A number of these fans had asked me to follow up on this issue as they were unhappy with the response (or lack thereof) they had received from the County Board and from the GAA, but this week I was told that concerned season ticket holders can contact Kerry GAA directly.
(UPDATE: Yesterday the County Board offered season ticket holders a “free pass” to watch the upcoming livestreams of the Junior and Intermediate semi-finals and finals, starting this weekend with Ballydonoghue v Brosna and Gneeveguilla v Fossa. This appears to have done little to assuage the fans, who have already paid for the privilege of watching the two biggest competitions, the Senior Club and County Championships, from start to finish.)
— Frank (@frankky88) October 1, 2020
While I understand that it is a big ask to give everyone a refund when in this case the disgruntled customers may well number in the double-digit thousands, it is not unheard of for county boards to do so. As recently as September 5, Mayo GAA handed out refunds after their livestream of the county semi-final crashed. They even went one step further by putting on the following day’s matches (the other county semi-final and an intermediate semi-final) for free.

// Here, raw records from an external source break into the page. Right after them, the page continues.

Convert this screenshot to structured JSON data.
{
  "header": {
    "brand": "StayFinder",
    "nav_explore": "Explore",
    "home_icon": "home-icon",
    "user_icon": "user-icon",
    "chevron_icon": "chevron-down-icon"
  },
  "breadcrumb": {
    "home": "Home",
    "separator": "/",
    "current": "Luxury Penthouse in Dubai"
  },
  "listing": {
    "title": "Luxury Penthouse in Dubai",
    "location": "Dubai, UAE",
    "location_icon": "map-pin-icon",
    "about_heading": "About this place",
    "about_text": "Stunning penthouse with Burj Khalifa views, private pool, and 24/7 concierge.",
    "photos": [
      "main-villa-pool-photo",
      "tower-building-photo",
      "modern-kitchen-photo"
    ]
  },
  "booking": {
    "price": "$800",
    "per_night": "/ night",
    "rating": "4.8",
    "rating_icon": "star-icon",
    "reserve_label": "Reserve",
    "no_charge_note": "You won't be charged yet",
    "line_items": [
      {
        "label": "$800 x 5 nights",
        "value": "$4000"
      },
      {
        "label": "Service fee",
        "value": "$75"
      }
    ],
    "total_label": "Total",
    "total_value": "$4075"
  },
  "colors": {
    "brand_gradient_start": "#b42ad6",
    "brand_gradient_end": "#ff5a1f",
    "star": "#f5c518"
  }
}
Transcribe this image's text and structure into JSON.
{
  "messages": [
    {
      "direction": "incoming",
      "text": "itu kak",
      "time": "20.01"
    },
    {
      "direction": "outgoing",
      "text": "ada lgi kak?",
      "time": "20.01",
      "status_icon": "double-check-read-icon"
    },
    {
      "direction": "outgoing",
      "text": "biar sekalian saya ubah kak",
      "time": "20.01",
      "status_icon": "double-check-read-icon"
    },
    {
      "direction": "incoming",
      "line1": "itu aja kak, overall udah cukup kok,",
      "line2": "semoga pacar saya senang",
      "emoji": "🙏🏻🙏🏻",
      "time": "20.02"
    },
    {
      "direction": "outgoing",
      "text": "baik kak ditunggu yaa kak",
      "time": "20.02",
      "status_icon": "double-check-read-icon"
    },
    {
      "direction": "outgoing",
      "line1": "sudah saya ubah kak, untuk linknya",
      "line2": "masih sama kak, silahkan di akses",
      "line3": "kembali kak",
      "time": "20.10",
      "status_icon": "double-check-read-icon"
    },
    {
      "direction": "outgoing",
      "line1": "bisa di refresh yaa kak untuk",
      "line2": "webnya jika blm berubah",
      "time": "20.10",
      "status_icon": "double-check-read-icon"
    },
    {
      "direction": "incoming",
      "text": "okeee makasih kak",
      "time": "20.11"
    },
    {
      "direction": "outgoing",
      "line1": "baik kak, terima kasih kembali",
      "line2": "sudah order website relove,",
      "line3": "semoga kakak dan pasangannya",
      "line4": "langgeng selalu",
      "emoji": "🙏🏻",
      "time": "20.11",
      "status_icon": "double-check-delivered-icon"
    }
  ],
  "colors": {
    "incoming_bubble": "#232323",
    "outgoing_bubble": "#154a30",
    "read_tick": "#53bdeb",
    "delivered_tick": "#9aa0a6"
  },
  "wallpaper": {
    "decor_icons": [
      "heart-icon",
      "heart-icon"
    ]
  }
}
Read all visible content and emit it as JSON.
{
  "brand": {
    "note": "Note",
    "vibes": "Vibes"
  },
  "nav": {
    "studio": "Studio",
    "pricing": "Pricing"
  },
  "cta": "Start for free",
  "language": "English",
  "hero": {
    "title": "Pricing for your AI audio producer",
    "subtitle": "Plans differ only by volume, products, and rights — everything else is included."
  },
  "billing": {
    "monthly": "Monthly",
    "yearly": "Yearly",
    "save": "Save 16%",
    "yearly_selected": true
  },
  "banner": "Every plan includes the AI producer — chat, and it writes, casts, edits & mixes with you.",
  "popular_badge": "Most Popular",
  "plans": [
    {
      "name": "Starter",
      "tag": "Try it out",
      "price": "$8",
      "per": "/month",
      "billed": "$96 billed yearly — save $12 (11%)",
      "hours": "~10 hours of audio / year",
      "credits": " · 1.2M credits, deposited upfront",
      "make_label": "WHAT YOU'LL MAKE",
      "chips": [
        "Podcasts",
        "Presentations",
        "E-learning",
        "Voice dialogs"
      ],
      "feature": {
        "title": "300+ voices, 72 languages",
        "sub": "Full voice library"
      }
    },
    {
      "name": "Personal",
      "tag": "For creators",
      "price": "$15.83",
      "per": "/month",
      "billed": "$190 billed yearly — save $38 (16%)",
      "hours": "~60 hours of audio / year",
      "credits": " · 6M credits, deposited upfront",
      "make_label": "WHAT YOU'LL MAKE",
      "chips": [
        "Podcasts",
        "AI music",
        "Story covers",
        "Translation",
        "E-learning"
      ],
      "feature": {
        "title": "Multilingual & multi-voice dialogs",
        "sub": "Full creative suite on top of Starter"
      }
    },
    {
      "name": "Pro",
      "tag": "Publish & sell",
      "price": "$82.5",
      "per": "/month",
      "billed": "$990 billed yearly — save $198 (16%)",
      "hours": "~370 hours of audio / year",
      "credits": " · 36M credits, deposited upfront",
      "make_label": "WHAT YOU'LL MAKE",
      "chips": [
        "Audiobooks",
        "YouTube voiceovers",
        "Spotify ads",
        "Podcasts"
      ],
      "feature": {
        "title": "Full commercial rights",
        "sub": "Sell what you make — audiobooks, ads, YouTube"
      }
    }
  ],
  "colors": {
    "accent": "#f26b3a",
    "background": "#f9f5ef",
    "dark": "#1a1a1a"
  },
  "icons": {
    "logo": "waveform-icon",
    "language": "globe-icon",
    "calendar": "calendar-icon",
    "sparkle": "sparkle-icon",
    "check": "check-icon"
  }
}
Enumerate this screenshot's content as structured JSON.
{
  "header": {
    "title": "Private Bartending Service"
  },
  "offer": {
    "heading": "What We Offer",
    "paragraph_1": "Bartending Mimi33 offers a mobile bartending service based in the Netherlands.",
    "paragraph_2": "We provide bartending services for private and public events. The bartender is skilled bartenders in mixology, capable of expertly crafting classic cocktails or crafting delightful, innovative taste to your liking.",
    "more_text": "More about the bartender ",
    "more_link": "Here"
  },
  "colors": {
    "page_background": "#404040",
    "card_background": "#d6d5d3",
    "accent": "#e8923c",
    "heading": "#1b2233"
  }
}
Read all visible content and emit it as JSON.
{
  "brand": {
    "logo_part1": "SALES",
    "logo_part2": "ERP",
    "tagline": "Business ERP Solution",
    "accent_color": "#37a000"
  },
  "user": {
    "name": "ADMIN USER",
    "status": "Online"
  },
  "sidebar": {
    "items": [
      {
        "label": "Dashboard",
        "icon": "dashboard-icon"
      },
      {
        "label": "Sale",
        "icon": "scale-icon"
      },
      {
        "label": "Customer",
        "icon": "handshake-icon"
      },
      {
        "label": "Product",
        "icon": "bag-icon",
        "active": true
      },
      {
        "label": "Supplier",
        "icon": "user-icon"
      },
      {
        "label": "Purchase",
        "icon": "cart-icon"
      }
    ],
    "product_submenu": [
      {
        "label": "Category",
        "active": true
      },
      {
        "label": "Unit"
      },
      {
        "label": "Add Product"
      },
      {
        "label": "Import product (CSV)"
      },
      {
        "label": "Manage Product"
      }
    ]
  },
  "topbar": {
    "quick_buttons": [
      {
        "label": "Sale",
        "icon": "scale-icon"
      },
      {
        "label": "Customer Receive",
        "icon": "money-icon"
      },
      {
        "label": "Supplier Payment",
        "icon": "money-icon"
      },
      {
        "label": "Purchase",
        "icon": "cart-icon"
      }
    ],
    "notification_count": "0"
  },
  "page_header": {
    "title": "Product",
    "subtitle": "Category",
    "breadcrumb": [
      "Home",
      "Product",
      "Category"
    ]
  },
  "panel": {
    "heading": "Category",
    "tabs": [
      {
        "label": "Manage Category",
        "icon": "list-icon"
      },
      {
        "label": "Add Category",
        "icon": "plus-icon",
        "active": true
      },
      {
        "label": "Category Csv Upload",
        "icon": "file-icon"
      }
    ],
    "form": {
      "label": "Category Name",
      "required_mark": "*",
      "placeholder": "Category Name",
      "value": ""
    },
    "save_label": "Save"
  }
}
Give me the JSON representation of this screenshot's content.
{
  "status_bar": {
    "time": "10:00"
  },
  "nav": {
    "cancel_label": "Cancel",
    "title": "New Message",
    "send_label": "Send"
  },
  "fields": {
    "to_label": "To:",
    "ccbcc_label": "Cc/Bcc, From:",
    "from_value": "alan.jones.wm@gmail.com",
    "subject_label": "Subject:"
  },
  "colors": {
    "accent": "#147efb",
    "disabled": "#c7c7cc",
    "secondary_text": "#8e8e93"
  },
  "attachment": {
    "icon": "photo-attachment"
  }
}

Last year, Tyrone GAA also refunded fans when their county final coverage experienced technical difficulties.
No one wants to see Kerry GAA losing out on any sum of money. The pandemic has made it a difficult year for the GAA financially and they obviously want to bring in as much money as possible.
A lot of work has gone into the streaming project and by and large it has been a great addition. The County Board deserve our gratitude for that.
But we must also think of the supporters. Over the past few months, the county’s most loyal football fans (who have also had to deal with the pandemic, remember) have forked out a considerable sum of money for access to a service. Unfortunately – and this much is undeniable – the service hasn’t always worked as it should have (Saturday’s final being a case in point).
The ‘refund’ option might be an unpalatable one for the County Board, but these fans deserve something. They certainly deserve more than just dead air.